Oh hell no. Hell would freeze over before she ever allowed anyone to know her torment and shame.
WHAT was it about the woman that drove him to the brink of insanity? Jensen was absorbed in his thoughts as he stalked back to his office. He had a mountain of paperwork, contracts to look over and sign, if no changes were necessary. For the next two weeks, he was solidly at the helm while Dash took Joss away on their honeymoon.
Dash was happy. Disgustingly so. Now that he’d made up for his f**k-up of monumental proportions. Joss was a good woman. The best. Dash was damn lucky to have his heart’s desire. A beautiful, submissive woman who’d granted Dash everything.
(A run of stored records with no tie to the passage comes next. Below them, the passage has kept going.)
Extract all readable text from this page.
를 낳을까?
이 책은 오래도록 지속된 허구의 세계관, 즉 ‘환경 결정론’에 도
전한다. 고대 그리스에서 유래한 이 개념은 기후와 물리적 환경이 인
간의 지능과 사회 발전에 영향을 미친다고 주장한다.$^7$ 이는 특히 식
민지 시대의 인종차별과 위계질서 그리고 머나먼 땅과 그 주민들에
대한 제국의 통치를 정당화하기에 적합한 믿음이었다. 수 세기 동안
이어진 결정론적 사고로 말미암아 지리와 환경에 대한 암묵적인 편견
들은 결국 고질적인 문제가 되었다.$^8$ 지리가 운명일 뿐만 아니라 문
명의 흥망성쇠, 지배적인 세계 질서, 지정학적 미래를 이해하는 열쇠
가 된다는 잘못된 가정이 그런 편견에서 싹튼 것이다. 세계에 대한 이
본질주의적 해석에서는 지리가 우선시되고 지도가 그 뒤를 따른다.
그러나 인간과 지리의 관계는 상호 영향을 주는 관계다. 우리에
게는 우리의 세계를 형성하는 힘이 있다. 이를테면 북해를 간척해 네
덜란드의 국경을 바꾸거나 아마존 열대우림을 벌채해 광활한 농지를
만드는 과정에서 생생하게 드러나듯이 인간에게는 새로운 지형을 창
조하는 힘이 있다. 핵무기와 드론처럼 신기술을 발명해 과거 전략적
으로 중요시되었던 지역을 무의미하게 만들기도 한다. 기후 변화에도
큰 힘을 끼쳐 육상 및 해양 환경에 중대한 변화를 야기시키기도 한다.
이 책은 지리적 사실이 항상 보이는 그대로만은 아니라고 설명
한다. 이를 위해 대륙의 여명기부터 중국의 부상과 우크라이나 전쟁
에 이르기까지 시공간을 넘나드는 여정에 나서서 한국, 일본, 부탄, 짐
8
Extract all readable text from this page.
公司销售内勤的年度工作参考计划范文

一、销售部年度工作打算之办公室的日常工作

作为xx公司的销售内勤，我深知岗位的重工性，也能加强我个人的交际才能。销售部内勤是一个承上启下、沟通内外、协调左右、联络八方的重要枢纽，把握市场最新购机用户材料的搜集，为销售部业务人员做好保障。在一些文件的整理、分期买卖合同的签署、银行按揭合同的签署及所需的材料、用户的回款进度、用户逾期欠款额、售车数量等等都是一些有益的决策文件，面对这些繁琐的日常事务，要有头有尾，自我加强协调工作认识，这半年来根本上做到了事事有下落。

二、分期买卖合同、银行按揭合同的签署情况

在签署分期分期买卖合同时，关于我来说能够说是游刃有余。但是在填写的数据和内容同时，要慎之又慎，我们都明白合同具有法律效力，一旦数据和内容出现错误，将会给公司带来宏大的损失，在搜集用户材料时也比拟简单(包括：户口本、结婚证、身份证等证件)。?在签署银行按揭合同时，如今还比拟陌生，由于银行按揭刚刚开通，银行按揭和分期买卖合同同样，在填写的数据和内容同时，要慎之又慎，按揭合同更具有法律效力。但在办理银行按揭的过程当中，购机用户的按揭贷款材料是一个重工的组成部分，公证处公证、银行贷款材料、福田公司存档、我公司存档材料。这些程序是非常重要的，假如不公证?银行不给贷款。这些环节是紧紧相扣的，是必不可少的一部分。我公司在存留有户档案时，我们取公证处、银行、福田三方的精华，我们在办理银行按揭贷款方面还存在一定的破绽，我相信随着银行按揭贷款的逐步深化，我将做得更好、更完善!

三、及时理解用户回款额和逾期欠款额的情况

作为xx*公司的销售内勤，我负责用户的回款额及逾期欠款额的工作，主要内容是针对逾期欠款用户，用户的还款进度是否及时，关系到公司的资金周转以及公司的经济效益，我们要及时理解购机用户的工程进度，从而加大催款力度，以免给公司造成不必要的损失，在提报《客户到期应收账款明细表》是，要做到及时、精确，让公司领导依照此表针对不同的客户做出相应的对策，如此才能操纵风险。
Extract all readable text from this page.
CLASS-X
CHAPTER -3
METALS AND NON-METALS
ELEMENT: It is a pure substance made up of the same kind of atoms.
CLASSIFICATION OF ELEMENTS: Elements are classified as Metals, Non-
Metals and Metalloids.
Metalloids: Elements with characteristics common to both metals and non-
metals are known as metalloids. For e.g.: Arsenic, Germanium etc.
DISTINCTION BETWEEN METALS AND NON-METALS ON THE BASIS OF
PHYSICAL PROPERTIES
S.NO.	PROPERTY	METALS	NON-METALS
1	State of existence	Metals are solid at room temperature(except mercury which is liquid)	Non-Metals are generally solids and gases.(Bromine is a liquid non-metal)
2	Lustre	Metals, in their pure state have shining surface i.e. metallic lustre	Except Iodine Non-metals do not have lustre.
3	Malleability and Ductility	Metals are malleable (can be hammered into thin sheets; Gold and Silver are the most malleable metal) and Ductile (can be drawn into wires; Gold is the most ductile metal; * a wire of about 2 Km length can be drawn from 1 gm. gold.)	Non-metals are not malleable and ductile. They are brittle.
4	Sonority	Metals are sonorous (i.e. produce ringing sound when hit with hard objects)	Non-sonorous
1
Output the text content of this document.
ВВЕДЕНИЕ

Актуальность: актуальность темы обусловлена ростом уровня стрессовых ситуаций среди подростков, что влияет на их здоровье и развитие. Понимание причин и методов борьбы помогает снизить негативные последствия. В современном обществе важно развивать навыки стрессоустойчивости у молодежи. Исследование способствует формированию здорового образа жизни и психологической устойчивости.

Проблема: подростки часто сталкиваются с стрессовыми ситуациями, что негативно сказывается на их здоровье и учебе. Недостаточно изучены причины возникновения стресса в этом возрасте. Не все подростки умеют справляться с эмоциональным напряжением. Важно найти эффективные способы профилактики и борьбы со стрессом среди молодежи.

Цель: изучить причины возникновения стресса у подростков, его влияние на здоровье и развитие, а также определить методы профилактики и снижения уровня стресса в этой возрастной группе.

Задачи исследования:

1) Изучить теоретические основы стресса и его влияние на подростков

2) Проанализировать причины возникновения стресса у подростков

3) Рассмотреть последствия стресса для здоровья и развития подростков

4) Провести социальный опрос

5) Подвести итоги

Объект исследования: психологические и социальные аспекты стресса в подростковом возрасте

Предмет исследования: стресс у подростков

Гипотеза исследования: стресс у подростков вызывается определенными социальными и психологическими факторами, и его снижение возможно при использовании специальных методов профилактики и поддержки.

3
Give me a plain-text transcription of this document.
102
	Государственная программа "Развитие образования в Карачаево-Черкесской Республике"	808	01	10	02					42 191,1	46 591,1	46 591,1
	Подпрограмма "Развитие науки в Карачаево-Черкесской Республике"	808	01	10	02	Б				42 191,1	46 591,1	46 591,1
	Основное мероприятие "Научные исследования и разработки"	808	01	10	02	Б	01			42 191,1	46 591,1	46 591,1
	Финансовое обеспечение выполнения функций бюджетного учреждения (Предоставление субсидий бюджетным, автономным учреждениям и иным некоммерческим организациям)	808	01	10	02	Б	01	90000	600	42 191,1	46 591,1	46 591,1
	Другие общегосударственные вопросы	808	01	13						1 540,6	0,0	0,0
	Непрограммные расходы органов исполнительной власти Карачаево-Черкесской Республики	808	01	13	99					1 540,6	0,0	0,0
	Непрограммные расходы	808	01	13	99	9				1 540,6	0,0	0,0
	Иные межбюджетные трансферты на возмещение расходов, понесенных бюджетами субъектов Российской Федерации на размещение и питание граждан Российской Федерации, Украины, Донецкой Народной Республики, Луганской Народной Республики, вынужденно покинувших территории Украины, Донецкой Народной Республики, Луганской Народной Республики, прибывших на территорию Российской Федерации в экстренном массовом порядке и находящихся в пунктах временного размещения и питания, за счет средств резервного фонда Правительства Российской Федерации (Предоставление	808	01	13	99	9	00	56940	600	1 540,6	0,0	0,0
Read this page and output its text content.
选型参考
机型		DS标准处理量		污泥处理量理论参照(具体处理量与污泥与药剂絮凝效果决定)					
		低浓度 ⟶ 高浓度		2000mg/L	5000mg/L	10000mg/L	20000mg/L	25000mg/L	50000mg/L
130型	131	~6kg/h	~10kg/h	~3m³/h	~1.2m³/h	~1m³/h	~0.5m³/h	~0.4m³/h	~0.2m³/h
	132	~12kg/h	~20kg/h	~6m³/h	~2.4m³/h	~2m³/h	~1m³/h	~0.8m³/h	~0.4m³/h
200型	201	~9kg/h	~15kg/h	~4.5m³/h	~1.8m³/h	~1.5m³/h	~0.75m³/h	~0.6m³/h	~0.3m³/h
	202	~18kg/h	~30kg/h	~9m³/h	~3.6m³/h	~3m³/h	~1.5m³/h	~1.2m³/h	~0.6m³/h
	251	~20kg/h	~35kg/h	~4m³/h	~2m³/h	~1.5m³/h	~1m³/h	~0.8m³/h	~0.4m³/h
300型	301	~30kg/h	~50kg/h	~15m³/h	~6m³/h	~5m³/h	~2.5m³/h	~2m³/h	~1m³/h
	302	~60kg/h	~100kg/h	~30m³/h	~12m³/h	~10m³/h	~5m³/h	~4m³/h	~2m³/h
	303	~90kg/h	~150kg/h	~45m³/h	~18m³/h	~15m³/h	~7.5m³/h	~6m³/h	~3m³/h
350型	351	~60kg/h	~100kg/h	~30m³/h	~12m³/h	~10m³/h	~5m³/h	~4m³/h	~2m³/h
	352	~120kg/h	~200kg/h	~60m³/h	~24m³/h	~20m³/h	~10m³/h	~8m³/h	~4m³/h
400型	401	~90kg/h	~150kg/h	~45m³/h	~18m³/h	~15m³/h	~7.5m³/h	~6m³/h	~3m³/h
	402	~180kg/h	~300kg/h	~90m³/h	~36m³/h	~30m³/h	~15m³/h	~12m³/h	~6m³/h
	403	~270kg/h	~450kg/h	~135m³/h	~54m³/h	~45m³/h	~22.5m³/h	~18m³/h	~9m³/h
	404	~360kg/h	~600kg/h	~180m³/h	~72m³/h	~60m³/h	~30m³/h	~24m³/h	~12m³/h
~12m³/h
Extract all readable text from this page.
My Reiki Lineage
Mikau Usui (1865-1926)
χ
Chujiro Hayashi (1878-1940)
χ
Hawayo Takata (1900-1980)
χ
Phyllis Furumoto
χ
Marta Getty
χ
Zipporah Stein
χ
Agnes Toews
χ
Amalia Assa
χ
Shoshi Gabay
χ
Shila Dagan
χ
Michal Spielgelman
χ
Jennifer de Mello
Her trust, her love and her complete surrender.
In other words, the complete opposite of the woman who preoccupied so much of Jensen’s thoughts lately.
Kylie Breckenridge was as prickly as a cactus and yet every time she sent him one of her withering gazes, he got a hard-on from hell. He wanted her so damn much that he couldn’t breathe around her. And that pissed him off.
She was a woman who was strictly off-limits to him. The complete antithesis of the women he liked to f**k. And he said f**k because that’s what it was. His heart was certainly never involved. His need for control precluded any warm and fuzzy thoughts.
It wasn’t that he was a bastard to the women he dominated. He made certain they were cared for, provided for and that they were sexually satisfied.
But Kylie?
Hell. A dominant, alpha male was the very last thing she wanted. If she wanted any man at all. Not that he could blame her. Dash had told him of Kylie’s childhood. It made him shake with rage that she’d been so abused, so shattered by the one person in her life she should have been able to trust for absolute protection. Her father.
But when he looked at her, he saw past that abrasive exterior and what he glimpsed made his heart soften to the point of aching. It made him want to hold her, cherish her, show her how it could be with a man who had her best interests at heart. A man who cared about her.
Hell, did he care? That was the million-dollar question. He cared, but to what extent? Was she, as he’d said, simply a challenge? Something to conquer before he moved on to the next? He was a man who thrived on challenges. It was what had made him successful at a very early age. So just how much did he care about Kylie Breckenridge? Because she wasn’t a woman to trifle with. She’d had enough hurt for two lifetimes, and he damn sure didn’t want to be yet another man who destroyed her.